The Second Look Project worked with Lance Sessoms, pictured smiling with his car

The Second Look Project worked with Lance Sessoms, pictured here smiling with his car as a young man

In a letter to the Second Look Project team, one person shared that “the students really helped me and made the process very comfortable. Their help was not only legally sound, but therapeutic and healing.” Many such letters are saved and archived as testimony and rem

inders of why the work matters, especially when the odds are daunting.

 

“To apply a mixed metaphor in granting clemency in this instance,” wrote another person, “it would be like ‘finding a unicorn in a haystack.’ But public opinion can change and stranger things have happened…When life presents its bleakest moments, there always remains the intangible element of hope.”

As one person wrote to them, “As nervous as I was, I am grateful for the opportunity to tell my story, to be heard. It’s the first time in thirty years that I was given the chance.”

All of the conversations build to teams submitting an advocacy packet and collaborating with colleagues at CUNY Graduate School of Journalism and Bard College to film interviews for each person with which they work.

The Second Look Project works with about 15 people each year, having assisted 75 people to date– 25 of whom are now home. Many were teenagers, as young as 16 when arrested. Many are now elderly or ill. Many have achieved remarkable things within the harsh, violent, and unforgiving confines of prison. Many have spent decades in a cage and just yearn to be home.

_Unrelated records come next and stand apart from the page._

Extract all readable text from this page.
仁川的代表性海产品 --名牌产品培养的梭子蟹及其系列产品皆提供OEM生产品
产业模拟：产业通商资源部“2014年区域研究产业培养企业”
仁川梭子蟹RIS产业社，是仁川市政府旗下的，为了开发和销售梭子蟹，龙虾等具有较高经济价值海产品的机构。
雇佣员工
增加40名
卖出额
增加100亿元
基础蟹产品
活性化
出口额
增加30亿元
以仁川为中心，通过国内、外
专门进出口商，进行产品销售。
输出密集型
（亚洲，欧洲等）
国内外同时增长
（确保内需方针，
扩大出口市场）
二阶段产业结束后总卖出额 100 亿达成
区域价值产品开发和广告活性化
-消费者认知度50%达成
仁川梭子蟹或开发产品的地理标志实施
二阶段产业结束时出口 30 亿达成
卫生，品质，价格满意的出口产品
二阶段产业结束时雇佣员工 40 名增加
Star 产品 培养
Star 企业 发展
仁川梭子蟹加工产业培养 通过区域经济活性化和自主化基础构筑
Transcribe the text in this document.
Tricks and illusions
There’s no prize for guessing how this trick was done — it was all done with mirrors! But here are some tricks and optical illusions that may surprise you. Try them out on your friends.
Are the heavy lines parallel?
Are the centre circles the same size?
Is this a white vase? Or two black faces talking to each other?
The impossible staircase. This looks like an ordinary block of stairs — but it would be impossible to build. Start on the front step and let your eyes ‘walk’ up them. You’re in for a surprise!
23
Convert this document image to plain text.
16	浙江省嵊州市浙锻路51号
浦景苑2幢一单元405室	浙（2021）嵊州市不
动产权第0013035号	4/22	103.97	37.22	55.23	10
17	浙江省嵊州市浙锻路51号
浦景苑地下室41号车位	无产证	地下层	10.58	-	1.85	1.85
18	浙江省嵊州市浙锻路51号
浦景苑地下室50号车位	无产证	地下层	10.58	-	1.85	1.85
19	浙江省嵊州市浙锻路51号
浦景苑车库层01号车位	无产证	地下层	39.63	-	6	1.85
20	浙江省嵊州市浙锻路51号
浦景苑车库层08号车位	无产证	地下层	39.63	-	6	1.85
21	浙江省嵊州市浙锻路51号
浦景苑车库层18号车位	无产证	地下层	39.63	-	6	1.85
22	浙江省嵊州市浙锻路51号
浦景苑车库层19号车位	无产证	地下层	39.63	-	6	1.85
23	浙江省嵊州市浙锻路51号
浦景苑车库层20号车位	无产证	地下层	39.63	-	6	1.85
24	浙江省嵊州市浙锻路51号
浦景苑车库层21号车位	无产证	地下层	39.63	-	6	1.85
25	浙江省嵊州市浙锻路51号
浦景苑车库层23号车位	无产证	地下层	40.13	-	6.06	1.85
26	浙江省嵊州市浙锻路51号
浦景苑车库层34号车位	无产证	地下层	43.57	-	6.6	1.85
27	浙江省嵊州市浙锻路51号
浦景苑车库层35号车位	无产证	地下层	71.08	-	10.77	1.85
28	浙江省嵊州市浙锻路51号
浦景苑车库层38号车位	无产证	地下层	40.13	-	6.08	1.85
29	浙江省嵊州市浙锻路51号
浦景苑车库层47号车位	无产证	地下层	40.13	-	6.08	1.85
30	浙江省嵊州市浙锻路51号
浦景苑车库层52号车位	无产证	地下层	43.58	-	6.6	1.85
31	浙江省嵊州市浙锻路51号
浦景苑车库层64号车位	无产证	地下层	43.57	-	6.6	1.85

The Second Look Project is built on the belief that while one team’s work might be barely a drop in the decarceration bucket, redemption, and justice for every life matters. Eventually, it could become an initiative we see scaled and funded across law schools or communities. Their work advocates for mass clemency as one path toward prison abolition – in one day, today, with the stroke of a pen, a Governor could set countless people free. The punishment paradigm that led the way toward 2.3 million people behind bars is a vestige of slavery, a stain on humanity. The Second Look Project hopes that elevating individuals will compel their release and a larger movement to decarcerate and abolish prisons.

The people the team worked with this past year are serving sentences ranging from 18 years to life to 75 years to life. They have already served between 10 and 35 years. They range in age from 28 to 68. Every one of them should be home and yet clemency is all too rarely granted. The Second Look Project’s initial letter to people they hope to work with notes that the road to clemency is very long. In response, one person wrote the following: “Yes, but a journey of a thousand miles begins with a single step.”